The chronically homeless, the group of people currently being addressed in the Zero: 2016 campaign, make up 12 percent to 15 percent of this population but use about 60 percent of the public resources allocated to address homelessness, according to Jeffreys.

Last year, Rhode Island, at 13.9 percent, had the highest rate of residents living in poverty among the six New England states, and ranked 26th among all states, according to The Economic Progress Institute. The federal poverty level for a family of four is $24,000. Many of the 141,035 Rhode Islanders living in poverty are women and children from struggling families.

Next year, the Rhode Island Coalition for the Homeless will begin to focus more on finding homes for families living in the state’s shelter system. About 40 percent of Rhode Island’s homeless are families, according to Jeffreys. She said 25 percent are children.

Substance abuse, mental-health issues and/or physical disabilities are the main reasons why people are chronically homeless, Jeffreys said. For families, she said, it’s more about economics. Lower housing costs and higher wages are two of the best ways to address the problem of homelessness.

Both Jeffreys and Byrne noted that for all of the state’s talk about job creation Rhode Island’s economic development plan doesn’t address housing.
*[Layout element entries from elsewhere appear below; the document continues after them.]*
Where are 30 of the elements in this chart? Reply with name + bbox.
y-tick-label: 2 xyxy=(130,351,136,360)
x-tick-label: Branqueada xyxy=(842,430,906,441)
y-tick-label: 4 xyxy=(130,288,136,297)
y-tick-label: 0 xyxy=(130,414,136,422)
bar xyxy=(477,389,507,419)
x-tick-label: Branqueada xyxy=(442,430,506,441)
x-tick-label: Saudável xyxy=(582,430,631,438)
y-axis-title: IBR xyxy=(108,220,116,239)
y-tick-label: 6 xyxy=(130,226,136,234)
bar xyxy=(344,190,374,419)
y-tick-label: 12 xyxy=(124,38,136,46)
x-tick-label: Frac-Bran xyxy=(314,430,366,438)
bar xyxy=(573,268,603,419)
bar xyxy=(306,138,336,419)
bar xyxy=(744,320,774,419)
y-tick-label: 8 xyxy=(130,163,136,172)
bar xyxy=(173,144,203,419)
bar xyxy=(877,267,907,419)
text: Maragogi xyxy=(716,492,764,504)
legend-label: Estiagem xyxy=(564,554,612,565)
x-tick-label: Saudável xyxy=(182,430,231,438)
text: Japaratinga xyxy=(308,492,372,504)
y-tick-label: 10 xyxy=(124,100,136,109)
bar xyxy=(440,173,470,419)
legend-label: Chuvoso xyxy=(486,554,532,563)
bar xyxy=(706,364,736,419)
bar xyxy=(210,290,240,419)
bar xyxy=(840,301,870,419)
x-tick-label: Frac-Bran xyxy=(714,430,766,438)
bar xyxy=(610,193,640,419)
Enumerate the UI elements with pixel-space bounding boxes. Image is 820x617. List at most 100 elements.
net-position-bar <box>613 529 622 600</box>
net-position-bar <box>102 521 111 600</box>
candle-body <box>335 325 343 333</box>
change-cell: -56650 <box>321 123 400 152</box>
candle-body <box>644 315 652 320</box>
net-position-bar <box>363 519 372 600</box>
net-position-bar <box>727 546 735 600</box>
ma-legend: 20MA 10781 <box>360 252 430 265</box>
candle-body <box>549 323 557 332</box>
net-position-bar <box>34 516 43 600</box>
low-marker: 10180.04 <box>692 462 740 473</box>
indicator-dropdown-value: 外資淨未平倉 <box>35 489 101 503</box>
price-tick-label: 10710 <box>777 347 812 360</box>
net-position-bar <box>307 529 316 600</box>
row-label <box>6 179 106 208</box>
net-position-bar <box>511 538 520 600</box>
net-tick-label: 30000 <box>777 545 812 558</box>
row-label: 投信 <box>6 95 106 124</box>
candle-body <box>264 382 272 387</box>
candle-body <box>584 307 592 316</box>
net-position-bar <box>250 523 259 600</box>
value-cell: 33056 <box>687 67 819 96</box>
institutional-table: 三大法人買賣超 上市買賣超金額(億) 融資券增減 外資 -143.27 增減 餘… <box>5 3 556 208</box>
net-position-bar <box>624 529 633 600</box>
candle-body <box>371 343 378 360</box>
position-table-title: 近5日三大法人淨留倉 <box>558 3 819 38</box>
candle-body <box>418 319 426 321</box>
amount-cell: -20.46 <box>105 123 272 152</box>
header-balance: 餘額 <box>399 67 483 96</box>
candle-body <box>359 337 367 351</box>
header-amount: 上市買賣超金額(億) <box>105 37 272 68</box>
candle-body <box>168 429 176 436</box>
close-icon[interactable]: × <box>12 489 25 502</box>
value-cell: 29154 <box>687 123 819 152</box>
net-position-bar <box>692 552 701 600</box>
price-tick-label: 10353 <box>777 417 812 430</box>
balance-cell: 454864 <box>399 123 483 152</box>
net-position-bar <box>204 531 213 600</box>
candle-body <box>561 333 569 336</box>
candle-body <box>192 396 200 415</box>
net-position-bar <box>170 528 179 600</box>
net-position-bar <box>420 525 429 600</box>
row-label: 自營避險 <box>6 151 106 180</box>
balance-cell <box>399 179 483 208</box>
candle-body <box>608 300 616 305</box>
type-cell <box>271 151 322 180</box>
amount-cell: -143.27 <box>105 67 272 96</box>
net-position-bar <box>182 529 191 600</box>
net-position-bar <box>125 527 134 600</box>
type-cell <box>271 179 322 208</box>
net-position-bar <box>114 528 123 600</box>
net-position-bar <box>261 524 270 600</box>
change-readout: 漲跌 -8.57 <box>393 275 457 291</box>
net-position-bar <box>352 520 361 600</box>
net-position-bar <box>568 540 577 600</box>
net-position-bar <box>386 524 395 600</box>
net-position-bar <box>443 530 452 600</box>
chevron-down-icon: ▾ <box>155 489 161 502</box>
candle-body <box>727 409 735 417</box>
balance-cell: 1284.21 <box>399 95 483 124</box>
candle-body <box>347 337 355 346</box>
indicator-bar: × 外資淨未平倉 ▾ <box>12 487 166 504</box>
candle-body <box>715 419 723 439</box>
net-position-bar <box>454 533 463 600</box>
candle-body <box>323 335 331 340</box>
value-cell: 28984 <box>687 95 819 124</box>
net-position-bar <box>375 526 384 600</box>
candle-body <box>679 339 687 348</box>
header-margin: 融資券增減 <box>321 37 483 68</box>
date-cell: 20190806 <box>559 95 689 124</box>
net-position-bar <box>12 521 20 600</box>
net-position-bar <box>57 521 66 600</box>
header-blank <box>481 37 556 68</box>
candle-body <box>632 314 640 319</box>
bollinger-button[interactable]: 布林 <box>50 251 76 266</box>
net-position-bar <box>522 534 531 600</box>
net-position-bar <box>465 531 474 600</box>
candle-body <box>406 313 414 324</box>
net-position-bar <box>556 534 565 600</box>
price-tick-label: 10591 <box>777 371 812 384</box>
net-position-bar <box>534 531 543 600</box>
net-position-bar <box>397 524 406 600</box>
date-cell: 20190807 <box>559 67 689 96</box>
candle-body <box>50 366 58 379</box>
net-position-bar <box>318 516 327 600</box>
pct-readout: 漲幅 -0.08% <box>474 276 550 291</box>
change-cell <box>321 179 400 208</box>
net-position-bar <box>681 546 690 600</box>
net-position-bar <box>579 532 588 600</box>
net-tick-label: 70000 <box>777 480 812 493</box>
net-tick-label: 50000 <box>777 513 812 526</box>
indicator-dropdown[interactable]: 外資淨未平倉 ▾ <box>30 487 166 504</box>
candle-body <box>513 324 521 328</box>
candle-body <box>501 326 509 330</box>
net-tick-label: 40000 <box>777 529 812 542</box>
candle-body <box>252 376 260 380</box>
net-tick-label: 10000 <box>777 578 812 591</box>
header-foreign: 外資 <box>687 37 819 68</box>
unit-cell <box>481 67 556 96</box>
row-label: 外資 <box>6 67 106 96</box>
There are Rhode Islanders with jobs who don’t have homes. The state hasn’t put much money into solving the problem.

In fact, compared to its two southern New England neighbors, the amount of money Rhode Island invests in housing is dismal. In fiscal 2016, Massachusetts spent $99.72 and Connecticut $76.98 on a per capita basis to address housing needs, according to the Rhode Island Coalition for the Homeless. Rhode Island spent $8.46.

“We live in a state where if you drilled down on the date you would find a lot of people who are one paycheck away from panhandling,” Byrne said.